L’échelle du système nerveux :
naviguer en soi grâce à la théorie polyvagale

Inspirée des travaux de Stephen Porges

Notre manière de ressentir, de réagir et d’entrer en relation avec les autres ne dépend pas seulement de notre volonté. Elle est profondément influencée par notre système nerveux.

La théorie polyvagale nous propose une lecture simple et puissante de ces états intérieurs : une véritable échelle, que nous montons et descendons au fil de nos expériences.

Comprendre cette échelle, c’est apprendre à se connaître… mais aussi à mieux se relier aux autres.


🌿 Le nerf vague ventral : la sécurité et la connexion

(Le haut de l’échelle)

Lorsque nous sommes dans cet état, tout semble plus fluide.

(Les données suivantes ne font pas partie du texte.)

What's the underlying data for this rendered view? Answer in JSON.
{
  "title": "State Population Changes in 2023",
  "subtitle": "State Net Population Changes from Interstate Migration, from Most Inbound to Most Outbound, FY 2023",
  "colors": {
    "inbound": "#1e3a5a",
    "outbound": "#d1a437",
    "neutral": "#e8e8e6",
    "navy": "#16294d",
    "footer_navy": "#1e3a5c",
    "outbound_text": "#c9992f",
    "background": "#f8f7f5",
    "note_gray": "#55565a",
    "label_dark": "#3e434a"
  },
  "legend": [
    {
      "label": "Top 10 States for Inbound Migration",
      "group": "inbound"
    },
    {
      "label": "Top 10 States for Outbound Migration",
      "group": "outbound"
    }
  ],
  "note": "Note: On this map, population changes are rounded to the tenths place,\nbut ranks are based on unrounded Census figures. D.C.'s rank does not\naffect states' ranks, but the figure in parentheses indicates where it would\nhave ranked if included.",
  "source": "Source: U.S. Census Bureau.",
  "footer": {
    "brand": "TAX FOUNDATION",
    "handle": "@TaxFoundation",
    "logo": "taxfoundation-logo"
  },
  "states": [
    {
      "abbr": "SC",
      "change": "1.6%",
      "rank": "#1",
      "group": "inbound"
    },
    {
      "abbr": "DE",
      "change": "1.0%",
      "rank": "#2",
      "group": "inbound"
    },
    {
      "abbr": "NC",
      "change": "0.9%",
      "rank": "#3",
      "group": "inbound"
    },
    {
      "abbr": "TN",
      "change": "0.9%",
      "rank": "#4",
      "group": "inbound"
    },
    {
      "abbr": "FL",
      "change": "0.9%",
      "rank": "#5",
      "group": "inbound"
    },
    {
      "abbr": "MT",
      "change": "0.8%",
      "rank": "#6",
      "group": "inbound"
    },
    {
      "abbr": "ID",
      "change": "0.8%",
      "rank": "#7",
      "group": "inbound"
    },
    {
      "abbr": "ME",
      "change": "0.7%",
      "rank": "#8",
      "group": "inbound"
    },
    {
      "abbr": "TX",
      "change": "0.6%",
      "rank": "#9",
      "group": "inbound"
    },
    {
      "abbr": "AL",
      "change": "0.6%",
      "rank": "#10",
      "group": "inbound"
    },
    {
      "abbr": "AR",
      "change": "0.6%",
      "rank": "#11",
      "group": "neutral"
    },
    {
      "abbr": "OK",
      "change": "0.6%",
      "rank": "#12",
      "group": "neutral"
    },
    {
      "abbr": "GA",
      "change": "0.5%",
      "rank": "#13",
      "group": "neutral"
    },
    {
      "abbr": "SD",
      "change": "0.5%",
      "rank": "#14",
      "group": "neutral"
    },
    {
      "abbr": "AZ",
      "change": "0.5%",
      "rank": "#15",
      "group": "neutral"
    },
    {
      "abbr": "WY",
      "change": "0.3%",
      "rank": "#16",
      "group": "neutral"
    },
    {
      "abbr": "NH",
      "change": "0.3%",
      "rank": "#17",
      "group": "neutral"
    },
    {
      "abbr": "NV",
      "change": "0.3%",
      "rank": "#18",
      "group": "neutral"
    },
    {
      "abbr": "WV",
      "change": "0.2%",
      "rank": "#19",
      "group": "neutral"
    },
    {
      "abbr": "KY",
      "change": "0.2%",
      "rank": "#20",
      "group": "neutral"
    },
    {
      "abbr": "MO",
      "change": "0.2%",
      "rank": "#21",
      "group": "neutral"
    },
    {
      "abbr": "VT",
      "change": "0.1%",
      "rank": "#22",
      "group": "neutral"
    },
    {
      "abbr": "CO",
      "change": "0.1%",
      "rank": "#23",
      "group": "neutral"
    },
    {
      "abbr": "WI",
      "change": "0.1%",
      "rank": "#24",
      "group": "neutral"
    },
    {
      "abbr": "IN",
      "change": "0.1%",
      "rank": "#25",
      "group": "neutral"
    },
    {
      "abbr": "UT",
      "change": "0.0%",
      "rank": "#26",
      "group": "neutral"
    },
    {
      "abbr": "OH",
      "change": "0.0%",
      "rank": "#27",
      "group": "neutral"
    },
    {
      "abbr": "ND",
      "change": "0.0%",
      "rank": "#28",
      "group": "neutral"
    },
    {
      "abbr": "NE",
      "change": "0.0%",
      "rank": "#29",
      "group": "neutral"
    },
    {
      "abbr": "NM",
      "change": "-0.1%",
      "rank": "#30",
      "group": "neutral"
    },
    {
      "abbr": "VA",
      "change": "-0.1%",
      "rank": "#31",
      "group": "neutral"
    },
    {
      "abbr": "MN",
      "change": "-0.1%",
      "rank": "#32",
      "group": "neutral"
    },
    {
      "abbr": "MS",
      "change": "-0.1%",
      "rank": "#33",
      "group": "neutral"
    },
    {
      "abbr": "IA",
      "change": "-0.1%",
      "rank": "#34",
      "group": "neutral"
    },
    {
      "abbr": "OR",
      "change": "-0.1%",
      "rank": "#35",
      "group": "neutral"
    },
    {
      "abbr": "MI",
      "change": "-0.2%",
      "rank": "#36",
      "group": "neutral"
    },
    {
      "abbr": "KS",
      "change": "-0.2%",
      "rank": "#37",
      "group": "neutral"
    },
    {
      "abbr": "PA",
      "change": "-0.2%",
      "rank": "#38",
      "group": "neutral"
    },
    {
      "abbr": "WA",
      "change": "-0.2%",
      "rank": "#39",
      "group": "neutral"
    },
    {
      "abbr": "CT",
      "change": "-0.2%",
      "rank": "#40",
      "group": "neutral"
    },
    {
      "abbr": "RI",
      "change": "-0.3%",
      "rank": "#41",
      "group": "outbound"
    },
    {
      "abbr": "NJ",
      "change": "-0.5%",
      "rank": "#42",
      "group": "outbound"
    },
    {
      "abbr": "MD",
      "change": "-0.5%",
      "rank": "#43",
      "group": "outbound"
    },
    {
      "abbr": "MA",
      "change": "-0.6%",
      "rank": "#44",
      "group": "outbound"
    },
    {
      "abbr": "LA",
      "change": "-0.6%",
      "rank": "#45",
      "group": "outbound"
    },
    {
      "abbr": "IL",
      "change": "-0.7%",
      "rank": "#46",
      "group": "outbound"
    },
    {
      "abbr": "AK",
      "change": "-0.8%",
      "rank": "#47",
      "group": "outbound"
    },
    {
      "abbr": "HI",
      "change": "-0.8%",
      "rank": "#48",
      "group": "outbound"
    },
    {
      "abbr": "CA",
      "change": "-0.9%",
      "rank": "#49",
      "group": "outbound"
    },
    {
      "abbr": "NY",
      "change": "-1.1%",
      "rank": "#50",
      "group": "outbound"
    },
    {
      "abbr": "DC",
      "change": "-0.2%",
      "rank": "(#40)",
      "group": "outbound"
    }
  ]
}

Je me sens bien, détendue, sereine. Je suis en lien avec les autres, ouverte, disponible. Mon corps est apaisé, mon esprit est clair. Je peux profiter de la vie, ressentir du plaisir et faire face aux défis avec souplesse.

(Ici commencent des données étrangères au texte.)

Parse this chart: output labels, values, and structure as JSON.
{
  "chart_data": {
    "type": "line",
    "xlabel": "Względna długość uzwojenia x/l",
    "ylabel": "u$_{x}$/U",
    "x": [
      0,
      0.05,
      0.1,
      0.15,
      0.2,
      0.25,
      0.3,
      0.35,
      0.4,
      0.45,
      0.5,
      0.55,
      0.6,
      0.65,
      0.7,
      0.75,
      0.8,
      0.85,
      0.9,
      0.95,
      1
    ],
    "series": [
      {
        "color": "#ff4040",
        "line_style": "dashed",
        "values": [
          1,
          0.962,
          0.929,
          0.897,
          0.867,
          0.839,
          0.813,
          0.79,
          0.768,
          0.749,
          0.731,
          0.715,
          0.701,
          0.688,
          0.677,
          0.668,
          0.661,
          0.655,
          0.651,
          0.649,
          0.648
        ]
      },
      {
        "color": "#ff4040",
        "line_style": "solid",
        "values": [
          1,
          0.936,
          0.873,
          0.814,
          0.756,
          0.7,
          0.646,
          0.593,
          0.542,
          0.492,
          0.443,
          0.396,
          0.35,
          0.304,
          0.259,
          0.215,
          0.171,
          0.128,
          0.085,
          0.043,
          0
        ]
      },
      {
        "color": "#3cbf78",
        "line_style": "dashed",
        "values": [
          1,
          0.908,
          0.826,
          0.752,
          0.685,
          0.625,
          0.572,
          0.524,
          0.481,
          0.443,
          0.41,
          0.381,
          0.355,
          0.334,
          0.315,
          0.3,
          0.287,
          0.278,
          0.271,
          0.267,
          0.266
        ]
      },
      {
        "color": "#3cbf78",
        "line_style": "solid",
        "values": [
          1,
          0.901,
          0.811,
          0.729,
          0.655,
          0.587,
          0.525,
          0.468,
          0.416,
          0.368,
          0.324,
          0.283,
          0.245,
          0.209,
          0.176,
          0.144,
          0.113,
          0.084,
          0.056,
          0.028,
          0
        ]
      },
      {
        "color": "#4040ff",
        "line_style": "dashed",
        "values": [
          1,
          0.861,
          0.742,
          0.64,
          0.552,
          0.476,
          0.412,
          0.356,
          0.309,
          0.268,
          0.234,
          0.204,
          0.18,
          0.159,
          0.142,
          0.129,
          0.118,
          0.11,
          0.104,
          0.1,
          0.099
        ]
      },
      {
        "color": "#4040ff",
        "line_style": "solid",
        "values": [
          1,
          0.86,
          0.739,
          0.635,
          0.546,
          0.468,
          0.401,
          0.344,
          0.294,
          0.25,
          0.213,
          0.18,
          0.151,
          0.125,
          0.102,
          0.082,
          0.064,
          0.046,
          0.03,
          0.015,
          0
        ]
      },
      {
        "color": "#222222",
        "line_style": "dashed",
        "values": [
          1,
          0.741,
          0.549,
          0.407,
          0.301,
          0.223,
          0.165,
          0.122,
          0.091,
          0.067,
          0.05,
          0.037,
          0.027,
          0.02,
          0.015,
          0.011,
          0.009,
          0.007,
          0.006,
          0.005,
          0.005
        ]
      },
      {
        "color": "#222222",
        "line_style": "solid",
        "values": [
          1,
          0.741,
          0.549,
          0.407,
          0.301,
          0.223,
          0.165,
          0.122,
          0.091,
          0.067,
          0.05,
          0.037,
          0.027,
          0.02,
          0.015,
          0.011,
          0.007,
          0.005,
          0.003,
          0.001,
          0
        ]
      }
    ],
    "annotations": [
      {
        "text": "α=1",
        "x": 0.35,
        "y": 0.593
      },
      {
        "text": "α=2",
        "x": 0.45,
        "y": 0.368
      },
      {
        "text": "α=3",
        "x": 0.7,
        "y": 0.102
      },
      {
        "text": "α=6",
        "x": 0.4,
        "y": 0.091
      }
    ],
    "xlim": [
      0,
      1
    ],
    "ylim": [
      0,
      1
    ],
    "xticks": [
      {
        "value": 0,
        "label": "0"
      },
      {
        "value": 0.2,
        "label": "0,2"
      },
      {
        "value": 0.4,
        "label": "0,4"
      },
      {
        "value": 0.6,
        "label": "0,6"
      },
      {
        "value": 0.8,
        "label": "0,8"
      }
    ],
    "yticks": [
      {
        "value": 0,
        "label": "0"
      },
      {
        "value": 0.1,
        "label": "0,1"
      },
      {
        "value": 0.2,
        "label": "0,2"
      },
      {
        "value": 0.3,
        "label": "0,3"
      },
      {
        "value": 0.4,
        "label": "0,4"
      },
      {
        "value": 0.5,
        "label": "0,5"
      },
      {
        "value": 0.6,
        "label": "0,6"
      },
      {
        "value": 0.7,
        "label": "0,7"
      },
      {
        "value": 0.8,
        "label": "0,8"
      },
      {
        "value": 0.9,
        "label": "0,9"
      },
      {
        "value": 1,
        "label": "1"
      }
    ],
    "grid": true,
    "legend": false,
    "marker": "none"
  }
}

Dans cet espace, je suis capable de m’auto-réguler.
Mon système sympathique n’est pas un ennemi : il devient un allié, me permettant d’agir sans perdre ce sentiment de sécurité.

C’est ici que la connexion naît véritablement.

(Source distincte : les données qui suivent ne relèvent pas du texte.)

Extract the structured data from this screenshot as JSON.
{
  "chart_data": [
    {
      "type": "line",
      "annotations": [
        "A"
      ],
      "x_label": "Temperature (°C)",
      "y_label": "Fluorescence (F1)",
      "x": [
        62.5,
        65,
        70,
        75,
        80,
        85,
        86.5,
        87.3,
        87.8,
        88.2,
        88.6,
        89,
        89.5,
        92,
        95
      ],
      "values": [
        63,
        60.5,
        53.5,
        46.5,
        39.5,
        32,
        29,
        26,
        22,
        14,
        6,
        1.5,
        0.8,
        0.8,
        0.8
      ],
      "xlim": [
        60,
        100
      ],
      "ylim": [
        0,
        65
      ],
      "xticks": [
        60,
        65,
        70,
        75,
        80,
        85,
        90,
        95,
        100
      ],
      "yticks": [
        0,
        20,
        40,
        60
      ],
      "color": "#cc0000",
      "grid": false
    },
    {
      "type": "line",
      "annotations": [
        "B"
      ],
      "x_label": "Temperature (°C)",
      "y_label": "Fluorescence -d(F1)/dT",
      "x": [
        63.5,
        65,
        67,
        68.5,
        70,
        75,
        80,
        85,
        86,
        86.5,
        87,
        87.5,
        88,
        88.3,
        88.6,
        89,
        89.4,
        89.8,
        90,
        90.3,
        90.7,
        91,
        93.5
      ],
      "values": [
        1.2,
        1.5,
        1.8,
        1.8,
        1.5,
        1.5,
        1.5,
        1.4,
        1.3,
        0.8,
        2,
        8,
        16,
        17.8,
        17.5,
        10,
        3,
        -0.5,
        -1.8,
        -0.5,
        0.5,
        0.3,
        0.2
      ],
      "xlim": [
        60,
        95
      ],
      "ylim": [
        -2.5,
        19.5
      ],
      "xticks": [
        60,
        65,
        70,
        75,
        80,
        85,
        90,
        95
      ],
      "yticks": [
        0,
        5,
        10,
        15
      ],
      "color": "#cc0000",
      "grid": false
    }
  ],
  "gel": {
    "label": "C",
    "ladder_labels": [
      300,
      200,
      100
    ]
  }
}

Car lorsque je me sens en sécurité en moi-même, je peux rencontrer l’autre sans me protéger, sans me fermer. Je peux écouter, ressentir, être touché(e).

La relation devient alors un lieu de co-régulation :
nos présences s’apaisent mutuellement, nos systèmes nerveux se répondent, se reconnaissent.


🔥 Le système sympathique : l’élan et la mobilisation

(Le milieu de l’échelle)

Dans cet état, je suis en mouvement.

Soutenue par mon nerf vague ventral, je me sens motivé(e), inspiré(e), engagé(e). J’agis, je crée, j’avance. Mon énergie circule, je suis vivante.

Mais lorsque le sentiment de sécurité disparaît, quelque chose bascule.

Je ne suis plus dans un élan fluide, mais dans une tension. Mon corps s’active, mon mental s’accélère. Je n’arrive plus à ralentir.

Je peux alors entrer en mode « guerrier(ère) » :
hypervigilance, agitation, besoin de contrôler, difficulté à lâcher prise.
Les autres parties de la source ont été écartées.